А сам при этом ещё исподтишка показывает жестом, типа давай-давай.
Ну я и дал. В смысле спел…
Поручик Голицин, зачем вы вернулись?
Кому вы, поручик, здесь на фиг нужны?
– Слышь, капитан, а действительно? Вы же все – интеллигенты и аристократы – в двадцатых годах, как тараканы, разбежались из страны? Чего ж теперь сюда снова лезете? Надоело шоферить в такси и промышлять ремеслом жиголо? Тот, кто хотел работать и служить России, – либо не уезжал, либо давно вернулся. А что ты, вот конкретно ты, можешь сделать для нашей страны и её народа? По уровню образования сейчас любой выпускник десятого класса тебе десять очков вперёд даст, потому что вместо древнегреческого, латыни и Закона Божьего учил физику и химию. В современной агрономии и промышленных технологиях ты полный ноль. Так что если ща сразу не пришибут, то тебе прямой путь за Урал: лес валить или золото добывать.
– Да как ты смеешь!..
– Блин, ты в зеркало на себя посмотри, столбовой дворянин, боярин дубовый![33] Принесло освободителя на германских штыках! Убивать и жечь. Ну как тебе, фашистский прихвостень, сладок и приятен дым Отечества? Мальчики кровавые в глазах не стоят?
– Замолчи, жидёнок!
Лжекапитан рванулся со своей табуретки. Этого, собственно говоря, и добивался. Ну очень захотелось попробовать наработанную «тройку» и добивание. Примерно с того момента, когда потерял интерес к задержанному. Остались только возмущение и брезгливость.

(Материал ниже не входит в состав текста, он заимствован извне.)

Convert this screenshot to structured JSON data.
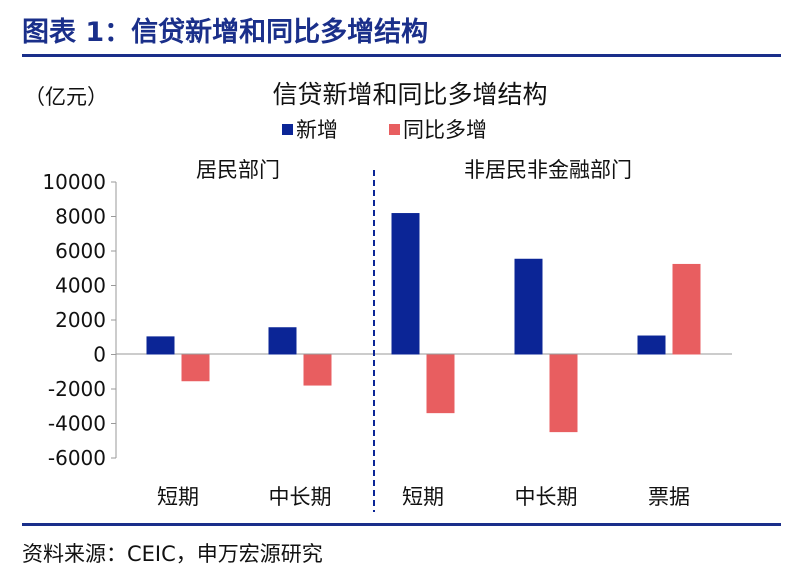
{
  "header": {
    "title": "图表 1：信贷新增和同比多增结构"
  },
  "footer": {
    "source": "资料来源：CEIC，申万宏源研究"
  },
  "colors": {
    "brand": "#1a2f8a",
    "series_new": "#0b2596",
    "series_yoy": "#e85e60"
  },
  "chart_data": {
    "type": "bar",
    "title": "信贷新增和同比多增结构",
    "unit_label": "（亿元）",
    "legend_position": "top-center",
    "grid": false,
    "groups": [
      {
        "label": "居民部门",
        "categories": [
          "短期",
          "中长期"
        ]
      },
      {
        "label": "非居民非金融部门",
        "categories": [
          "短期",
          "中长期",
          "票据"
        ]
      }
    ],
    "categories": [
      "短期",
      "中长期",
      "短期",
      "中长期",
      "票据"
    ],
    "series": [
      {
        "name": "新增",
        "values": [
          1050,
          1580,
          8200,
          5550,
          1100
        ]
      },
      {
        "name": "同比多增",
        "values": [
          -1550,
          -1800,
          -3400,
          -4500,
          5250
        ]
      }
    ],
    "ylim": [
      -6000,
      10000
    ],
    "yticks": [
      "10000",
      "8000",
      "6000",
      "4000",
      "2000",
      "0",
      "-2000",
      "-4000",
      "-6000"
    ],
    "xlabel": "",
    "ylabel": ""
  }
}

Парировать его рывок не удалось даже особисту, стоящему неподалёку. После своего решительного скачка капитан просипел: «У-у-н-н-м-м-м…» – и, схватившись за забинтованное плечо, начал валиться на руки Змею, резко разорвавшему дистанцию и оказавшемуся рядом.
Задержанного он усадил на пол, привалив спиной к стенке.
– Михайлин, – позвал особист. – Позови Бородулина, – велел он появившемуся в дверях бойцу. Тот мгновенно исчез.
– Замечу вам, любезнейший, – обратился Змей к сидящему на полу лжекапитану, который потихоньку начал приходить в себя, – что излишняя импульсивность не делает чести ни вам, ни вашим наставникам из абвера. Алексей Иванович, вы уже всех убедили, что билет по истории Революции и Гражданской войны вами выучен на оценку «отлично». Займитесь теперь протоколом.
А затем он обратился к задержанному:
– Милостивый государь, время отнюдь не резиновое. Всю интересующую нас информацию уже предоставили ваши коллеги по разведывательно-диверсионной группе. Поэтому ваша задача номер раз: изложить полные сведения о своей личности. По большому счёту нам данное обстоятельство совершенно безразлично. Просто в этом случае ваш смердящий труп отволокут в ближайшее уцелевшее село, которое вы и ваши хозяева не успели разорить. И если чудом выживший батюшка возьмёт на себя труд зарыть бренные останки, то на кресте будут написаны ваши имя и даты бессмысленной и бесполезной жизни. В противном случае тебя, падаль, сбросят в отхожую яму и все забудут о предателе Вальдемаре.
– Вы не посмеете! Я военнопленный! – прохрипел «капитан». – Кроме того, я ранен. Вы, еврейские варвары, что-нибудь слышали о Гаагской конвенции?
– Не извольте беспокоиться, медицинская помощь вам оказана на максимально возможном – в местных условиях – уровне. Декларации и конвенции, не соблюдаемые даже сторонами, их разрабатывавшими, нас мало волнуют.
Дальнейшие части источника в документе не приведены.